Kohli, Rahane in control as India take 403-run lead
Skipper Virat Kohli (39 not out) and Ajinkya Rahane (22 not out) led India’s second innings resurgence after pacer Morne Morkel had struck early blows for South Africa at tea on the third day of the fourth and final cricket Test at the Ferozeshah Kotla Stadium here on Saturday. He shared a century stand with Ajinkya Rahane, which was the first century stand in this series.
The duo had raised 133 runs for the fifth wicket when bad light stopped play. Pujara (28), pushed onto the back foot by Morkel and Abbott, stayed there to Imran Tahir, a brisk non-turning legbreak delivered at 94 kmh skidding off the surface and sliding past the outside edge to disturb the furniture.
Morkel orchestrated India’s top order collapse, claiming two wickets in two balls in the morning after India, who have taken an unassailable 2-0 lead in the series, had opted against enforcing the follow-on and chose to set the visitors a target instead.
Birthday boy Shikhar Dhawan was batting on 20 at the break with Cheteshwar Pujara on 27, their blooming third wicket association already worth 43 runs.
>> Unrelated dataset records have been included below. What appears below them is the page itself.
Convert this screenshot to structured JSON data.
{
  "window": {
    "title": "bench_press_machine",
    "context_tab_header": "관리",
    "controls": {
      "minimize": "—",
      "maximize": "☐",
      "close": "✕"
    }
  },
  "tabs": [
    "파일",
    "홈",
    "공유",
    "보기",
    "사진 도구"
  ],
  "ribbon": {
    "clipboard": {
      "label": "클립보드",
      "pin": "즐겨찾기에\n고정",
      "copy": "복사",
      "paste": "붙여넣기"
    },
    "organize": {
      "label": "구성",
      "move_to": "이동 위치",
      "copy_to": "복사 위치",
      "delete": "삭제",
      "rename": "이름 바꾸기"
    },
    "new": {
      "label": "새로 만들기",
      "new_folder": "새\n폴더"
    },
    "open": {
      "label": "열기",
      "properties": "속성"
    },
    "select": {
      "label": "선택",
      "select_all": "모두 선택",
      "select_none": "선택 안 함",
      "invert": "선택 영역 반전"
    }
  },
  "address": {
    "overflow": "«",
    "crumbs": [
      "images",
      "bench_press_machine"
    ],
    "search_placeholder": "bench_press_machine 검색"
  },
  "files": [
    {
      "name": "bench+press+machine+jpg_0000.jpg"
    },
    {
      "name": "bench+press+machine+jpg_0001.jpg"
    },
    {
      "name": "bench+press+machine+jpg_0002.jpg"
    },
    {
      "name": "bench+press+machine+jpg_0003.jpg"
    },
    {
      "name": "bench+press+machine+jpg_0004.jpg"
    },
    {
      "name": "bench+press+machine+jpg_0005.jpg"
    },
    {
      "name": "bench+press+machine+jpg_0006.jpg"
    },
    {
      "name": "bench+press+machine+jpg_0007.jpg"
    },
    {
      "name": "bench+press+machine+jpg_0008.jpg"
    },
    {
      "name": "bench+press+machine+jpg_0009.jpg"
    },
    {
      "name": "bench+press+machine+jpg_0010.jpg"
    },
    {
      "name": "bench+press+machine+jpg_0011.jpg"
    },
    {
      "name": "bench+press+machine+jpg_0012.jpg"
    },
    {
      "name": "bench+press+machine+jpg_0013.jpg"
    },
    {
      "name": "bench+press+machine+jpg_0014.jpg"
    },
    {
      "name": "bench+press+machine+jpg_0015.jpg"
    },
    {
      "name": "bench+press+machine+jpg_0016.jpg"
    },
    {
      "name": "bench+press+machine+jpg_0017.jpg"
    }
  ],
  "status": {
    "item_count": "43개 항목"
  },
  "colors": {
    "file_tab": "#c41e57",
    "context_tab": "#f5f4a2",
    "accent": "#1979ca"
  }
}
But Delhi boy lived up to expectations of his local fans and after a 44 as his best score in the first innings here, he stepped up in the second essay to register his best score in this series.
That was the last ball of Morkel’s over, and when Rohit – sent in at No 3 ahead of Pujara – marked his guard for the first delivery of the tall South African’s sixth over, he would have been hopeful of atoning for his first-innings shocker.
India began the day in a position of supreme comfort, its healthy first-innings lead ensuring it began the day virtually on 213 for no loss. That aside, there was complete domination by India after the fall of the fourth wicket, as both Rahane and Kohli, batted freely as well as sensibly thereby streatching the Indian lead to over 400.
Vijay (3) was surprised by the extra bounce of a Morkel delivery that appeared to brush his gloves on the way to wicketkeeper Dane Vilas. Morkel and Kyle Abbott responded with tight opening spells, conceding only three runs off the first four overs of the innings.
The Indian skipper, on five then, was lucky to have the decision reversed as TV replays showed Tahir had overstepped. He whipped Dane Piedt through midwicket for a boundary while he faced some difficulty while facing Abbott as he got a couple of streaky boundaries. Morkel’s searing yorker was pinpoint, and Dhawan’s leg stump went walking.
“We batted well in the first innings, they folded cheaply”.
He and Rahane were largely unperturbed even though Morkel bowled his heart out, mixing pace and reverse swing but not getting much support from the other end.
Vijay eventually fell in the fourth over, when Morkel had him caught behind.